Orbene, anche con riguardo a tale aspetto risultano fondati i rilievi del P.M. ricorrente.
Deve infatti sottolinearsi che il Tribunale da un lato ha prospettato la riferibilità della dazione ad un consolidato rapporto corruttivo, ma dall’altro ha ritenuto che fosse configurabile genericamente il fumus di un siffatto rapporto, del quale non ha concretamente indicato origine, sviluppo e contenuto, in relazione a competenze e poteri del pubblico ufficiale coinvolto.
Va a questo riguardo rilevato che l’incolpazione provvisoria aveva ad oggetto l’esercizio dell’influenza presso gli uffici della Regione, competenti per le questioni relative al citato appalto, e che inoltre lo stesso Tribunale ha dato conto del rapporto intercorso tra il De Bonis e di Di Lascio e del successivo pagamento fatto nelle mani di quest’ultimo.
Ma alla resa dei conti, a fronte di quanto esposto nell’ordinanza genetica, in cui erano stati posti in stretta relazione i contatti tra il De Bonis e il Di Lascio, i contatti registratisi presso gli uffici amministrativi competenti e la dazione della somma, il Tribunale ha finito per sovrapporre solo genericamente un’ipotesi corruttiva, ipotizzando il coinvolgimento del Pittella, ma senza considerare quali competenze e poteri di quest’ultimo potessero dirsi dedotti nel patto corruttivo in una fase in cui lo stesso Pittella, già sospeso e sottoposto a misura custodiale, era stato poi assoggettato a misura non custodiale, pur di seguito revocata, nell’ambito di una separata indagine, e in cui comunque venivano in rilievo competenze spettanti agli uffici amministrativi.
In altre parole ad elementi sussumibili nella fattispecie del traffico di influenze, direttamente e primariamente coinvolgente il Di Lascio, a fronte della dazione ricevuta, quand’anche destinata a soggetto a lui comunque strettamente legato, il
Tribunale ha finito per contrapporre un’ipotesi di corruzione non specificamente delineata e dunque non idoneamente suffragata, non avendo ricostruito la connotazione funzionale del patto corruttivo e la connotazione causale della dazione, in relazione all’esercizio di competenze spettanti ad un definito pubblico ufficiale, che è stato sì individuato nel Pittella, ma senza un inquadramento contestualizzato di funzioni pubbliche realmente dedotte e concretamente esercitate.

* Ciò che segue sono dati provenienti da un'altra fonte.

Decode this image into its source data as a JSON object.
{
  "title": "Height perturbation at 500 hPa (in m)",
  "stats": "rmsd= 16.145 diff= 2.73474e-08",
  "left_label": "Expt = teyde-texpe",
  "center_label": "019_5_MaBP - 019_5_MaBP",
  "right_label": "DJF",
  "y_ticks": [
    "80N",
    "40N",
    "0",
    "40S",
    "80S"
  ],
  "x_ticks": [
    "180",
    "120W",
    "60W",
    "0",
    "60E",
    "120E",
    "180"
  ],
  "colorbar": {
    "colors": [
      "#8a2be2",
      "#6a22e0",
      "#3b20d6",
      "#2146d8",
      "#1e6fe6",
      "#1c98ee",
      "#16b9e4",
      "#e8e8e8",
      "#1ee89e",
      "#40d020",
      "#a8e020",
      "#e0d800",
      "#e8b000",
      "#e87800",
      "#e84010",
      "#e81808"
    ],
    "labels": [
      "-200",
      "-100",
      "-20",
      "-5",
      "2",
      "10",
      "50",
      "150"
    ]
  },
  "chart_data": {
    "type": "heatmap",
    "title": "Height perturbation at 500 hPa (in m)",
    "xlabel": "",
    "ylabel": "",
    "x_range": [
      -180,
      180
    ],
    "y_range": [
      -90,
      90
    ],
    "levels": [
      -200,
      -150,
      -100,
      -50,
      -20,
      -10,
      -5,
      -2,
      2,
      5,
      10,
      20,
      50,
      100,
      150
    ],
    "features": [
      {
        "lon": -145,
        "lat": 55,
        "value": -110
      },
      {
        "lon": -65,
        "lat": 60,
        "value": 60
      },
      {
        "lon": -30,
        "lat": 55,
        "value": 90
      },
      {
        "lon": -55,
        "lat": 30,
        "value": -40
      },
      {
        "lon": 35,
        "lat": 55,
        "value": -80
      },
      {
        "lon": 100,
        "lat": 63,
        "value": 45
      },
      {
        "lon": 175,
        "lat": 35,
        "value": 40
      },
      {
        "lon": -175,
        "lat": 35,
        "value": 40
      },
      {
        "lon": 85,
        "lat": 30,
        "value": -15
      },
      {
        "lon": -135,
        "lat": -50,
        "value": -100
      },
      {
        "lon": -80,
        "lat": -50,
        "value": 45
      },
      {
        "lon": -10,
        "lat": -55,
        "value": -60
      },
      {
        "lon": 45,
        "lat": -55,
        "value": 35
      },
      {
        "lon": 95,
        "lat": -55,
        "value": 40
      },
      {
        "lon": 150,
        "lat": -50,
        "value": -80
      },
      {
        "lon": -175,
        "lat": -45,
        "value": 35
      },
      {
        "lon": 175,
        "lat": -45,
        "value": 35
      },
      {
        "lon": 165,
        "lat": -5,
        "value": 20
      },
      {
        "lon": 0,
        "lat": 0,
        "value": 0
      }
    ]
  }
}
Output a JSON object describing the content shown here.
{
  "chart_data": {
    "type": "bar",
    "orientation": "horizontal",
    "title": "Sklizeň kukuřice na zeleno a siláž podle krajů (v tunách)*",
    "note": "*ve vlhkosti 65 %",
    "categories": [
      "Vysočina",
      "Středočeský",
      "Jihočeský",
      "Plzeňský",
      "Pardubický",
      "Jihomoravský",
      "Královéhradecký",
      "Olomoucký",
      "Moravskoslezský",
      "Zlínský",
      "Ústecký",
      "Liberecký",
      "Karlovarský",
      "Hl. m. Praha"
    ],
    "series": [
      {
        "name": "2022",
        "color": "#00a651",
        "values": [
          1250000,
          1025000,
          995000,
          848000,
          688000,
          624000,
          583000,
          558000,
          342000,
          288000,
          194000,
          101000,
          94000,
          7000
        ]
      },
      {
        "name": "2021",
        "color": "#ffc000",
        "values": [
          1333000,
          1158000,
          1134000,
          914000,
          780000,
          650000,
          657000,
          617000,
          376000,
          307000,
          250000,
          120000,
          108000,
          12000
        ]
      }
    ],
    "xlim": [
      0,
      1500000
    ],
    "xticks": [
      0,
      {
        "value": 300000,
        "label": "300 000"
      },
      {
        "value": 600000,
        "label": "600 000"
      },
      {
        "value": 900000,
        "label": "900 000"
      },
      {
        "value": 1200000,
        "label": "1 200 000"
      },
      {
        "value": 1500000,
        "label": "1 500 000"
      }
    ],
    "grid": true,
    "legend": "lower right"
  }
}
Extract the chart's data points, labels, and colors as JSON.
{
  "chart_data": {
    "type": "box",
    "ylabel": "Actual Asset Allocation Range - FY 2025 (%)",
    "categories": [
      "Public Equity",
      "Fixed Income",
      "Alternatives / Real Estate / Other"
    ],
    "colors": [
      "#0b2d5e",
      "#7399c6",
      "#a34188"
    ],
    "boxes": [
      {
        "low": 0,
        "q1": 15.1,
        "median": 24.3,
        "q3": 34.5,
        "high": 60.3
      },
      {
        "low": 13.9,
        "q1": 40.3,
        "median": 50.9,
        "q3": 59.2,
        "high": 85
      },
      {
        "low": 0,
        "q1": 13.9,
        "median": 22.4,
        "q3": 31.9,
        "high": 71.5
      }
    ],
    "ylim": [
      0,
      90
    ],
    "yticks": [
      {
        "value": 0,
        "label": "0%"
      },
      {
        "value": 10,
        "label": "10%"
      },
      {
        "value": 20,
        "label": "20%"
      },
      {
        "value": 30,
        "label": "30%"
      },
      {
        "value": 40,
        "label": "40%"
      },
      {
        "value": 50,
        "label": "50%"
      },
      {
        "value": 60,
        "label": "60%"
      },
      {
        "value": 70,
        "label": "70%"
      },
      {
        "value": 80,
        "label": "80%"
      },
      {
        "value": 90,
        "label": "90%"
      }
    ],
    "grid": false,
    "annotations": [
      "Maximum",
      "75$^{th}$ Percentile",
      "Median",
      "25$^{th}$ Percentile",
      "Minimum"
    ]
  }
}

8. I riscontrati vizi assumono dunque rilievo sia sotto il profilo giuridico sia sotto quello della motivazione e impongono l’annullamento in parte qua dell’ordinanza impugnata, con rinvio per nuovo esame, da effettuarsi alla luce dei rilievi esposti.

P. Q. M.

Annulla l’ordinanza impugnata e rinvia per nuovo esame al Tribunale di Potenza, sezione per il riesame dei provvedimenti cautelari personali.